The random initial weights in an artificial neural network.achieve a better performing mapping of the data than if randomness was not used. Randomness is a feature, which allows an algorithm to attempt to avoid overfitting (over fitting) the small training set and generalize to the broader problem.

#Pseudorandom Number Generators
The source of randomness that we inject into our programs and algorithms is a mathematical trick called a pseudorandom number generator.

We do not need true randomness in machine learning. Instead we can use pseudorandomness. Pseudorandomness is a sample of numbers that look close to random, but were generated using a deterministic process.

Shuffling data and initializing coefficients with random values use pseudorandom number generators. These little programs are often a function that you can call that will return a random number. Called again, they will return a new random number. Wrapper functions are often also available and allow you to get your randomness as an integer, floating point, within a specific distribution, within a specific range, and so on.

The numbers are generated in a sequence. The sequence is deterministic and is seeded with an initial number. If you do not explicitly seed the pseudorandom number generator, then it may use the current system time in seconds or milliseconds as the seed.

The value of the seed does not matter. Choose anything you wish. What does matter is that the same seeding of the process will result in the same sequence of random numbers.



In [0]:
#Syntax - np.random.rand((array dim))
#either use this 
from numpy.random import rand   
print(rand(2,2))

#or
print(np.random.rand(2,2))


In [41]:
# Random numbers between [0,1) of shape 2,2
print(np.random.rand(2,2))

# Normal distribution with mean=0 and variance=1 of shape 2,2
print(np.random.randn(2,2))

# Random integers between [0, 10) of shape 2,2
print(np.random.randint(0, 10, size=[2,2]))

# One random number between [0,1)
print(np.random.random())

# Random numbers between [0,1) of shape 2,2
print(np.random.random(size=[2,2]))

# Pick 10 items from a given list, with equal probability
print(np.random.choice(['a', 'e', 'i', 'o', 'u'], size=10))  

# Pick 10 items from a given list with a predefined probability 'p'
print(np.random.choice(['a', 'e', 'i', 'o', 'u'], size=10, p=[0.3, .1, 0.1, 0.4, 0.1]))  # picks more o's

[[0.2315273  0.00553812]
 [0.04391763 0.40865781]]
[[ 0.98213739  0.14718366]
 [-1.5411265  -1.82583622]]
[[2 4]
 [8 9]]
0.3325283474714408
[[0.9323251  0.52738211]
 [0.06254249 0.00900818]]
['a' 'e' 'e' 'a' 'i' 'e' 'e' 'a' 'u' 'e']
['o' 'a' 'o' 'u' 'o' 'o' 'u' 'i' 'o' 'o']


Now, everytime we run any of the above functions, you get a different set of random numbers.

If you want to repeat the same set of random numbers every time, you need to set the seed or the random state.

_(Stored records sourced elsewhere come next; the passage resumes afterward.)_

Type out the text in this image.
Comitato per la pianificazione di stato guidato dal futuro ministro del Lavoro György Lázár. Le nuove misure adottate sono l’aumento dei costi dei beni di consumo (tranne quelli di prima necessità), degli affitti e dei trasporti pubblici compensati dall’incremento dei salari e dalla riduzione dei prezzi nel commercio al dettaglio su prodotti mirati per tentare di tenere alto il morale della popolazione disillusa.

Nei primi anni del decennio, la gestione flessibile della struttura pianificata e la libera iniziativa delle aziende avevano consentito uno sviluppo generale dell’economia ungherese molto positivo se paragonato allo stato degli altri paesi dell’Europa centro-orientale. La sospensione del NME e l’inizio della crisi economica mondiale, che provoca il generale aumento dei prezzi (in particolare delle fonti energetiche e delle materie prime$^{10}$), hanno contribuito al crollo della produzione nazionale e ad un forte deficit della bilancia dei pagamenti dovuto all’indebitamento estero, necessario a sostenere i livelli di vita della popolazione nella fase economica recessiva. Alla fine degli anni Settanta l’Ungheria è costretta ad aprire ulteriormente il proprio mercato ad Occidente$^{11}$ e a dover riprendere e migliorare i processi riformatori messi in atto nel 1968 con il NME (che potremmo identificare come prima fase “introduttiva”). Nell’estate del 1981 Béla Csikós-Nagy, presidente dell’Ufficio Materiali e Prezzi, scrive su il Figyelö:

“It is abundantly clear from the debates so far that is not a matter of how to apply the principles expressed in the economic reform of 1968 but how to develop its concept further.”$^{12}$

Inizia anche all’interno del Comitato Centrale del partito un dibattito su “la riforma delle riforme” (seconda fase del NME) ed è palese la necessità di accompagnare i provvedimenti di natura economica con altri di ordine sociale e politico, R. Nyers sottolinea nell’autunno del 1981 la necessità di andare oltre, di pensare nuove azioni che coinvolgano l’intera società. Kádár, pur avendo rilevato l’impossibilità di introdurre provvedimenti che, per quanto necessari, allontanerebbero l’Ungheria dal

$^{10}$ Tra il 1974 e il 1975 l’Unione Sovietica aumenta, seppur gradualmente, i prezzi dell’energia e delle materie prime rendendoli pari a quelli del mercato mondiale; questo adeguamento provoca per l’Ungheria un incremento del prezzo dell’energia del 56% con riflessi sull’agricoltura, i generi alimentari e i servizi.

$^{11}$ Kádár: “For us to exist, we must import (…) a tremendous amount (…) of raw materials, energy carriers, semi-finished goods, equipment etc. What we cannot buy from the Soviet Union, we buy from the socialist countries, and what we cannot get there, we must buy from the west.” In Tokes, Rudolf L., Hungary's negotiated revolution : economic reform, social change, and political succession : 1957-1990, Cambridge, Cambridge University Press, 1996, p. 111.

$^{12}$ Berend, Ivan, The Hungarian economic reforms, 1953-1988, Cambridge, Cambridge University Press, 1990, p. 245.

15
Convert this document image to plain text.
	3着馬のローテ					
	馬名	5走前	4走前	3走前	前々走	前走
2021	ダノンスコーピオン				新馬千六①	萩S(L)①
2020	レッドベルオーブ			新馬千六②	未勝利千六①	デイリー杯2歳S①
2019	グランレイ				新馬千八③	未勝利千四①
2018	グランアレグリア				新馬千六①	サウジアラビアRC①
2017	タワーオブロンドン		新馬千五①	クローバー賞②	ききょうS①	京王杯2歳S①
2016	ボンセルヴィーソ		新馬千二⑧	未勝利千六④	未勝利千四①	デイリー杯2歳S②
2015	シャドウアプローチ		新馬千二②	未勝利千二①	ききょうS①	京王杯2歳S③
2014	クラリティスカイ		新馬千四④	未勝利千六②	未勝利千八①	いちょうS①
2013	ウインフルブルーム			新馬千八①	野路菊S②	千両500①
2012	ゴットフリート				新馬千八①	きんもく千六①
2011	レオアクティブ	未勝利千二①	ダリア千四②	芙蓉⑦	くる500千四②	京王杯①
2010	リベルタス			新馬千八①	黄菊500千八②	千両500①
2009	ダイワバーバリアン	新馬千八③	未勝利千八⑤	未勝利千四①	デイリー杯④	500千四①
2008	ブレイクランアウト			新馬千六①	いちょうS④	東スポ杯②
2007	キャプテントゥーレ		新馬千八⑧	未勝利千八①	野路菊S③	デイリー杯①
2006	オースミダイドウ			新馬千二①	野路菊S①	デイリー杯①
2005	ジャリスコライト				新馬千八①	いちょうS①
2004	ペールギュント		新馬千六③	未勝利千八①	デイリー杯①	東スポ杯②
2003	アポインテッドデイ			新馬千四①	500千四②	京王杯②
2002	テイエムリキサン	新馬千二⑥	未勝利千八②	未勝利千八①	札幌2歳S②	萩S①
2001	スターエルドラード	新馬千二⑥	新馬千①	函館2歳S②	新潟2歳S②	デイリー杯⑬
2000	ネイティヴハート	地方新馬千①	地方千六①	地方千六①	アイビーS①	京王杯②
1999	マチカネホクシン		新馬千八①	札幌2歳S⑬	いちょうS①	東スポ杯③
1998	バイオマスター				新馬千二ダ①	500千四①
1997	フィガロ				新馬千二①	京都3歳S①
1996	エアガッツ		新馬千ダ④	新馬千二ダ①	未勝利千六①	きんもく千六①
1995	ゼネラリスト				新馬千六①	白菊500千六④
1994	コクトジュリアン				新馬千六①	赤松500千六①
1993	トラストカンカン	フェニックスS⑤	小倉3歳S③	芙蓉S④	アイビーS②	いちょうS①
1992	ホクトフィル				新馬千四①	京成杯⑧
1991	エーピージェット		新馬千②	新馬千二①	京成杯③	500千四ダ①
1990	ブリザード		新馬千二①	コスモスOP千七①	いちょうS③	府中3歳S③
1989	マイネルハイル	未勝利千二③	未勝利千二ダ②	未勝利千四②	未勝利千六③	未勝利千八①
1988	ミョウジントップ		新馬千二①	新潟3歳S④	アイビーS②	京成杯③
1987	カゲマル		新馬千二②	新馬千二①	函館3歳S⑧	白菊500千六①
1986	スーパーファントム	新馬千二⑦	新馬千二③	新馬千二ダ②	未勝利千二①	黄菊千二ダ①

The seed can be any value. The only requirement is you must set the seed to the same value every time you want to generate the same set of random numbers.

#How to get the unique items and the counts?
The np.unique method can be used to get the unique items. If you want the repetition counts of each item, set the return_counts parameter to True.

In [42]:
# Create random integers of size 10 between [0,10)
np.random.seed(100)
arr_rand = np.random.randint(0, 10, size=10)
print(arr_rand)


[8 8 3 7 7 0 4 2 5 2]


In [43]:
# Get the unique items and their counts
uniqs, counts = np.unique(arr_rand, return_counts=True)
print("Unique items : ", uniqs)
print("Counts       : ", counts)


Unique items :  [0 2 3 4 5 7 8]
Counts       :  [1 2 1 1 1 2 2]